Secondo Jean-Louis Vincent, autore della ricerca, ci sono stati 742 casi di eutanasia negli anni 2004-2005, circa 31 casi al mese. Nei due anni precedenti, 2002-2003, la media era di 17 casi di eutanasia al mese.
Secondo l'indagine, l'aumento dei casi di eutanasia non e' pero' dovuto ad un cambiamento di mentalita', ma semplicemente al fatto che medici e pazienti terminali sono piu' consapevoli delle scelte possibili.

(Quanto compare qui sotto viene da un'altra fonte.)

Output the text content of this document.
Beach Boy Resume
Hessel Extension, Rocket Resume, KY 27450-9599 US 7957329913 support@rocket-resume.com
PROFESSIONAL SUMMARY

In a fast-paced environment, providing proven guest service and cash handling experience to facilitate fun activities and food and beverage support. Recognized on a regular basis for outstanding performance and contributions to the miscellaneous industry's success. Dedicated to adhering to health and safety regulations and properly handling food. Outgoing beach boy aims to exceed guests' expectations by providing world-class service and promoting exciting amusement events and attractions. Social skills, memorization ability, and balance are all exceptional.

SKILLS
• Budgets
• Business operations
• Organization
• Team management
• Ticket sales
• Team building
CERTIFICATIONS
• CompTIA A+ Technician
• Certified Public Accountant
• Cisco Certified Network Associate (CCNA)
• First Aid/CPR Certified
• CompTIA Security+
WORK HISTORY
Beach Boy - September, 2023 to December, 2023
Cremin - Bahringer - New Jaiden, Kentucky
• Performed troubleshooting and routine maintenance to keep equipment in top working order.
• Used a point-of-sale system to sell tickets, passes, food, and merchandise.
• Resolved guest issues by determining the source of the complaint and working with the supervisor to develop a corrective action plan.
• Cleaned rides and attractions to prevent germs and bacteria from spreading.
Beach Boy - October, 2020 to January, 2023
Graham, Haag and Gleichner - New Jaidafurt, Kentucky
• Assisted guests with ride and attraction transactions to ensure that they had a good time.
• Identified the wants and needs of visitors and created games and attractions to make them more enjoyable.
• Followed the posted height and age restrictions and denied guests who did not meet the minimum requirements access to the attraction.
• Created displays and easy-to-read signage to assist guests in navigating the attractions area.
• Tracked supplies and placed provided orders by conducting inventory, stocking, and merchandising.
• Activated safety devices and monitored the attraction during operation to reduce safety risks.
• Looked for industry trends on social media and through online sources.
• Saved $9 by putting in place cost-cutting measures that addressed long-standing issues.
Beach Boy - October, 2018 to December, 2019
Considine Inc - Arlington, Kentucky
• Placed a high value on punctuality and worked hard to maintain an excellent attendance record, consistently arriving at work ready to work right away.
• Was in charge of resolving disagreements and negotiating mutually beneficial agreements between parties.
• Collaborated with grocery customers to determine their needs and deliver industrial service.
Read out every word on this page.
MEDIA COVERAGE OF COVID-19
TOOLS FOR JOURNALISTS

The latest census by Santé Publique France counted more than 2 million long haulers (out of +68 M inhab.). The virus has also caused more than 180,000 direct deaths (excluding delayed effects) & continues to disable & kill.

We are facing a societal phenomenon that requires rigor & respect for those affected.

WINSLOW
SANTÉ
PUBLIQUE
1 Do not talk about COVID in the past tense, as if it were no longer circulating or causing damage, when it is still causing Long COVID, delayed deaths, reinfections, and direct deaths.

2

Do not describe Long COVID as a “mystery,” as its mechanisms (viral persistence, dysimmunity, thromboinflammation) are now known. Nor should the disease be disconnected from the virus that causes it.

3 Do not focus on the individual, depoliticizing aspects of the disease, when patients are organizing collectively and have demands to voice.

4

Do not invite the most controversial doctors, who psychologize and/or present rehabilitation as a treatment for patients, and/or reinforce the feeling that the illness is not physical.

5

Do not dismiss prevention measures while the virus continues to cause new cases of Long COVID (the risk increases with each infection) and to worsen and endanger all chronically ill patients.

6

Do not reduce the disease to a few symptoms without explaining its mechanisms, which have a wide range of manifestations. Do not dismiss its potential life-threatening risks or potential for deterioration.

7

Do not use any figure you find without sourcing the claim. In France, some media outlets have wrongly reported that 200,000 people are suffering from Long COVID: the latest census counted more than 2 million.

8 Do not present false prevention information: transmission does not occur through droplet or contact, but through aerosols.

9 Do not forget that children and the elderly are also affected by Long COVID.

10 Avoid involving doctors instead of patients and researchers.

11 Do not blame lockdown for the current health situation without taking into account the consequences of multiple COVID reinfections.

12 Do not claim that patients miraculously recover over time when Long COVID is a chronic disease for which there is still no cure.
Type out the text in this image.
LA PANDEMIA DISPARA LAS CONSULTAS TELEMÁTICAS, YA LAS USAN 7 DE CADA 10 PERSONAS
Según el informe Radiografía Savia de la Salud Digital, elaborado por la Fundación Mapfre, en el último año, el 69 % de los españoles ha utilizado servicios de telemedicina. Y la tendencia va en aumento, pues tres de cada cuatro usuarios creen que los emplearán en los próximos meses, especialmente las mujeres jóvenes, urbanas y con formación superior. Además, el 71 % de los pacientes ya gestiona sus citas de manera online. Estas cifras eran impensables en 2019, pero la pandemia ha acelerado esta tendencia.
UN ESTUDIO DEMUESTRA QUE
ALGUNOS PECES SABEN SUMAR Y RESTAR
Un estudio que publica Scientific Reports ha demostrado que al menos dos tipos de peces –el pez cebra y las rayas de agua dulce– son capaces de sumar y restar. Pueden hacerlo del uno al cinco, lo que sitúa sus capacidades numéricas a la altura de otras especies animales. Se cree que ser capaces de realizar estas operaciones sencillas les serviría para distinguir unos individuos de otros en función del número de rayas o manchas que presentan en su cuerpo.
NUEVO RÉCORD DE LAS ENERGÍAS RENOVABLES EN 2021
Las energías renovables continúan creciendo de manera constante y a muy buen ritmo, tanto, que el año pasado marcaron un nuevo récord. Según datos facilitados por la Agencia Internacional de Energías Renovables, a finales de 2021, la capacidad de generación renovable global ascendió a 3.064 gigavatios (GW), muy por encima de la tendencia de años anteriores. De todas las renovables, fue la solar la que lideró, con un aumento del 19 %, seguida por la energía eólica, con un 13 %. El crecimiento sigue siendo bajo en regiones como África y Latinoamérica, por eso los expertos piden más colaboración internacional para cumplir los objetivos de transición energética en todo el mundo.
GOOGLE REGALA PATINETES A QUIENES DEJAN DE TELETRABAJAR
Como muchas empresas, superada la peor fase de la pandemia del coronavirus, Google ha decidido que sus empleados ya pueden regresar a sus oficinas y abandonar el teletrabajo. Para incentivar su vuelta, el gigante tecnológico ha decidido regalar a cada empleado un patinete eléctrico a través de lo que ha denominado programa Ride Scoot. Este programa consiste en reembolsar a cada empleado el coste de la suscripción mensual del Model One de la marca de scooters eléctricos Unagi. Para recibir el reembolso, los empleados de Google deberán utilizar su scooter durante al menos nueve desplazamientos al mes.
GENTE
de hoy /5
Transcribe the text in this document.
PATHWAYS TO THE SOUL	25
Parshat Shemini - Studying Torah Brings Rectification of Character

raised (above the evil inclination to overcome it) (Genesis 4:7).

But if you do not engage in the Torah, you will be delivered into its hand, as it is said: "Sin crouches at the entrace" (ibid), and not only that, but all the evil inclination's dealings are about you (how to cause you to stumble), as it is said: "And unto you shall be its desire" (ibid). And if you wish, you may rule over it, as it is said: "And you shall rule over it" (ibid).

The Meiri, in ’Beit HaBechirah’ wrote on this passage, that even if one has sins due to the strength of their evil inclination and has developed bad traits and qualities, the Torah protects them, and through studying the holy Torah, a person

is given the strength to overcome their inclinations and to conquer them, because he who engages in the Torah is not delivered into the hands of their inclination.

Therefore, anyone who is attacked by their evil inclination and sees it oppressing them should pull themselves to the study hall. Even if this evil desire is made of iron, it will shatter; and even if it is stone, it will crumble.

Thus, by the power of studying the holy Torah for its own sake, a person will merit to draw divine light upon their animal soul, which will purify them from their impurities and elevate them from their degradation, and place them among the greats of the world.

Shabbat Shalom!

La legge belga e' stata scritta per evitare che ci fossero stranieri che vadano nel Paese al solo scopo di ottenere l'eutanasia. La legge infatti richiede come presupposto per la richiesta una duratura relazione fra paziente e medico curante. Il gruppo che maggiormente fa richiesta di eutanasia e' ultrasessantenne, con il 64% dei casi.
"I medici non sono divenuti degli assassini di persone anziane", ha scritto Vincent. Solo lo 0,2% dei decessi nel Paese sono dovuti all'eutanasia. L'83% delle persone che richiedono l'eutanasia sono affette da cancro in stato avanzato, mentre il 13% soffriva di malattie neuromuscolari. Nel 91,5% dei casi, la morte sarebbe sopravvenuta poco dopo.
Ci sono state anche rivelazioni sorprendenti. Solo il 41% dei pazienti che hanno fatto richiesta di eutanasia sono deceduti a casa propria, mentre il 54% e' deceduto in ospedale. Il 14% delle richieste scritte di eutanasia sono in francese, il che suggerisce che i belgi di lingua fiamminga sono piu' aperti al suicidio assistito.